Diese Systeme führen dazu, dass die Hälfte der Menschen auf dem Planeten von weniger als 2.50 Dollar pro Tag leben muss (Weltbank, „World Development Report 2008“, www.worldbank.org/wdr2008). Mehr als 3 Milliarden Menschen kämpfen um Nahrung, Unterkunft, Kleidung, Bildung und medizinische Versorgung für weniger, als einer von uns in der entwickelten Welt für eine schicke Tasse Kaffee ausgeben würde. Die Menschen, die auf diesem Armutsniveau leben, sind überproportional nicht-weiß und weiblich. Sie leben größtenteils in einer Dritten Welt, die unter der militärischen und/oder wirtschaftlichen Vorherrschaft der Ersten Welt, heute insbesondere der Vereinigten Staaten, gelitten hat und weiterhin leidet. Radikale Politik sagt nicht nur, dass dieser Zustand ungerecht ist, sondern auch, dass die Machtsysteme und -strukturen, die ihn hervorbringen, grundsätzlich ungerecht sind und geändert werden müssen.

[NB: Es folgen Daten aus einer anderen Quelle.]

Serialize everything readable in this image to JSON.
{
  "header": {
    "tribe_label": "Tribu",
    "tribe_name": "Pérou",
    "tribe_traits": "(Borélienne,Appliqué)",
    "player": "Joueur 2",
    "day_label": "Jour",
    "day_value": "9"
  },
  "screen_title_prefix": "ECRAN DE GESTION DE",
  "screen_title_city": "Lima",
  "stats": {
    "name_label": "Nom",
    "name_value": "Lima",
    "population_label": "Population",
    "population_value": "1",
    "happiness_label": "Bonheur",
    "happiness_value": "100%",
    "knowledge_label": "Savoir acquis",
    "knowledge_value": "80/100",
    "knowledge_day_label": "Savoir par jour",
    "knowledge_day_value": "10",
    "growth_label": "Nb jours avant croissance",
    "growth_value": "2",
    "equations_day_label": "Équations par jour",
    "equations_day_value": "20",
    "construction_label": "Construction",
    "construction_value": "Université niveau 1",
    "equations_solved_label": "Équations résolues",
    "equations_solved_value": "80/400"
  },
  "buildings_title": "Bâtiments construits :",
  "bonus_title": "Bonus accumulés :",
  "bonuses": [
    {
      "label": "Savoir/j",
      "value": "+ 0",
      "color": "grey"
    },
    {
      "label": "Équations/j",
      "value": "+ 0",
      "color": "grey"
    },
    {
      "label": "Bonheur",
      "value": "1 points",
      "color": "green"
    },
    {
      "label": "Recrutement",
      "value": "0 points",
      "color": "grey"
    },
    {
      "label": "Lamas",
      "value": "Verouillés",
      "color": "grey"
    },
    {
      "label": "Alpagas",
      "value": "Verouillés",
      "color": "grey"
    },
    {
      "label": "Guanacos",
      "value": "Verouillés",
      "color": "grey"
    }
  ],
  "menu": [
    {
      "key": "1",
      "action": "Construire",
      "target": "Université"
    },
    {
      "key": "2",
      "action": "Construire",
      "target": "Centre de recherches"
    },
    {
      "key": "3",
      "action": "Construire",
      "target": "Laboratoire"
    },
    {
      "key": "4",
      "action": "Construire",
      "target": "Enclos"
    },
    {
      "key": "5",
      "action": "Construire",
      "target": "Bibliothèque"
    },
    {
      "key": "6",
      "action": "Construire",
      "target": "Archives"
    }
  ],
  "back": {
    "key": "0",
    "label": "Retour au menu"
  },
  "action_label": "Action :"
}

Und dann ist da noch die Frage der Nachhaltigkeit. Schauen Sie sich jedes entscheidende Maß für die Gesundheit der Ökosphäre an, in der wir leben – Grundwassererschöpfung, Verlust des Mutterbodens, chemische Kontamination, erhöhte Toxizität in unserem eigenen Körper, Anzahl und Größe von „toten Zonen“ in den Ozeanen, beschleunigtes Artensterben usw Reduzierung der Artenvielfalt – und stellen Sie eine einfache Frage: Wohin gehen wir? Denken Sie auch daran, dass wir in einer ölbasierten Welt leben, in der das Öl schnell zur Neige geht, was bedeutet, dass wir vor einer gewaltigen Neukonfiguration der Infrastruktur stehen, die unserem Leben zugrunde liegt. Und natürlich gibt es den unbestreitbaren Verlauf des Klimazusammenbruchs.
Das ist kein schönes Bild, und es ist wichtig, dass wir uns darüber im Klaren sind, dass es keine technischen Lösungen gibt, die uns retten können. Wir müssen an die Wurzel gehen und anerkennen, dass menschliche Versuche, die nichtmenschliche Welt zu beherrschen, gescheitert sind. Wir zerstören den Planeten und zerstören dabei uns selbst. Hier, genau wie in menschlichen Beziehungen, geben wir entweder die Herrschafts-/Unterordnungsdynamik auf oder wir überleben nicht.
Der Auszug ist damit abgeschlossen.